RETAIL WITH NICK BUBB:
BDO High Street Sales Tracker: Given the impact of the lockdown on “non-essential” stores, the BDO High Street Sales Tracker for medium-sized Non-Food chains paints a weaker picture for w/e Feb 28th, after a couple of brighter weeks…BDO Fashion LFL sales were nearly 10% down (with Store Fashion sales down by c92%) and Total BDO LFL sales (including a handful of Homewares and Lifestyle retailers, as well as the Fashion retailers) were c7% down (down c80% in Store sales and up “only” 141% in Online sales).
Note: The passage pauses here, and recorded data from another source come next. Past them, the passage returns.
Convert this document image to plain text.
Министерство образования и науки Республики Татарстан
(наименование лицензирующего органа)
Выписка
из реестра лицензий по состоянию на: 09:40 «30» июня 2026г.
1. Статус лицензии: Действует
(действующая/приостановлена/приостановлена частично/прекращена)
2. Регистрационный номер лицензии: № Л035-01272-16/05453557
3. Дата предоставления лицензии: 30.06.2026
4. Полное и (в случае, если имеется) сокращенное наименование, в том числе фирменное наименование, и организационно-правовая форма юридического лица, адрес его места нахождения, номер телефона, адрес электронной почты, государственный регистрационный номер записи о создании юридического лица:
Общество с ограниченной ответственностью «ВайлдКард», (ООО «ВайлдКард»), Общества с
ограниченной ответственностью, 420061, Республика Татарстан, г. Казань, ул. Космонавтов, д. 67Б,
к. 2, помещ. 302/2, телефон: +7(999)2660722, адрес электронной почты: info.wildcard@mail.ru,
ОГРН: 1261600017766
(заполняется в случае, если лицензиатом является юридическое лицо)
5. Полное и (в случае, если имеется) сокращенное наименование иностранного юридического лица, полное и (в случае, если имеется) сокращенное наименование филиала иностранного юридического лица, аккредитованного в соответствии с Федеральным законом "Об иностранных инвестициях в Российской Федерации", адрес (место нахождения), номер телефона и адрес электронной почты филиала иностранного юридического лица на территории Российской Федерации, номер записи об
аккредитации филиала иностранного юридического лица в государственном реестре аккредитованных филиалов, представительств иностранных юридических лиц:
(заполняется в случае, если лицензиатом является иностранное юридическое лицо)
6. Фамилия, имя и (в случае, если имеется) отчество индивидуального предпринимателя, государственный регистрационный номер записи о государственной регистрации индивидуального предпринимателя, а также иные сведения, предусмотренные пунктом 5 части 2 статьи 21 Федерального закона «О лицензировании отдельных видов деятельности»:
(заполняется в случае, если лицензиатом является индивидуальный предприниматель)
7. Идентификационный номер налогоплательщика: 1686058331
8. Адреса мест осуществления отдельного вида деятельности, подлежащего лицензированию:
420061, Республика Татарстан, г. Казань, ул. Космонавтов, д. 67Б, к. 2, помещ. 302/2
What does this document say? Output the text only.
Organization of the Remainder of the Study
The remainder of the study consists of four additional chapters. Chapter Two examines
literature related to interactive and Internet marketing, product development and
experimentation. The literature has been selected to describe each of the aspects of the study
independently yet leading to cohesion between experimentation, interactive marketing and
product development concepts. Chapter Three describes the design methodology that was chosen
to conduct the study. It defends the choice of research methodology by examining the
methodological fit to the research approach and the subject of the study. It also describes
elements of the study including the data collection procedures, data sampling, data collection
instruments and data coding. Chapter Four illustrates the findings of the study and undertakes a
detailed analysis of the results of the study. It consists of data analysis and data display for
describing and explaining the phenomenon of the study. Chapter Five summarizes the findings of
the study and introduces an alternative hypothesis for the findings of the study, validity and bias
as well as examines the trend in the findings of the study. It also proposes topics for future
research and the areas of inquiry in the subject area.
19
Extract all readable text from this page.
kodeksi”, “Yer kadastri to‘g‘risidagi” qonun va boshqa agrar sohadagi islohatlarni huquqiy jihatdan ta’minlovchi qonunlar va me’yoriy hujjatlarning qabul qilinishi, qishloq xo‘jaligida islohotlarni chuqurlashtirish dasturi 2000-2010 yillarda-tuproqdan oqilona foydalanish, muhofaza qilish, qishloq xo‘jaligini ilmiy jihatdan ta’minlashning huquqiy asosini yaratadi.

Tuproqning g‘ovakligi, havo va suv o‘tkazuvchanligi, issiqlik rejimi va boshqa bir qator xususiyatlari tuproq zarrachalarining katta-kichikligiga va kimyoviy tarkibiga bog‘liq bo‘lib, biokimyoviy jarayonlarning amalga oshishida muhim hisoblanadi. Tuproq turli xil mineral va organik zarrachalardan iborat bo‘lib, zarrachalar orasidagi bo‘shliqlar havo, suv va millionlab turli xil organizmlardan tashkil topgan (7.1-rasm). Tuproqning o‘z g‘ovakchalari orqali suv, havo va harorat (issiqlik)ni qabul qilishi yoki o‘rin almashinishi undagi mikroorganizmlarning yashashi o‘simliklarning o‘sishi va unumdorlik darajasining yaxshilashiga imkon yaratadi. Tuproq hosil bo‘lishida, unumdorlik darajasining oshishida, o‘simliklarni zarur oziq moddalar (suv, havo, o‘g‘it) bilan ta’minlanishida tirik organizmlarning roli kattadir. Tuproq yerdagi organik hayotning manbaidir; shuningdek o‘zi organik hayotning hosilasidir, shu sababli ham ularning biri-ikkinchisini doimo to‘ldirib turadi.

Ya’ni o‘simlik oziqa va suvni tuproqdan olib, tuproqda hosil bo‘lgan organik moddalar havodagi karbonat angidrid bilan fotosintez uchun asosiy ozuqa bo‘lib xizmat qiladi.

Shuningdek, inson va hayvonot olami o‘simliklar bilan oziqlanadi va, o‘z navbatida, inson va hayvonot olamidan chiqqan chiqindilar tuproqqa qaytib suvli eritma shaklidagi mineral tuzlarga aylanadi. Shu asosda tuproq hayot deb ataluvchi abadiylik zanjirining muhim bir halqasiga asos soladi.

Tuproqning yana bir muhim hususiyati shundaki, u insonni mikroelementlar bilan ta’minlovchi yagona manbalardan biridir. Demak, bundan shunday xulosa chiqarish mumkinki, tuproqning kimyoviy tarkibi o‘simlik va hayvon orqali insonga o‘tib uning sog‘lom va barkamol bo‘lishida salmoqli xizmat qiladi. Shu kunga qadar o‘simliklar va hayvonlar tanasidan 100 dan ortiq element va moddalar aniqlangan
As normal, it should be remembered that the BDO index is simply an unweighted average of percentage changes in the sales of their reporting retailers, so it shouldn’t be taken too seriously.
Next Week’s News: A busy week kicks off on Monday with the Shoe Zone finals. Tuesday then brings the BRC-KPMG Retail Sales survey for February, the DFS interims, the CapCo finals and the latest monthly Nielsen grocery sales figures. On Wednesday we get the Just Eat finals and the Fix Price IPO first dealings. Thursday then brings the Morrisons finals, the John Lewis Partnership finals and the Dignity finals, whilst the Hammerson finals and Mothercare’s move of listing to AIM follow on Friday.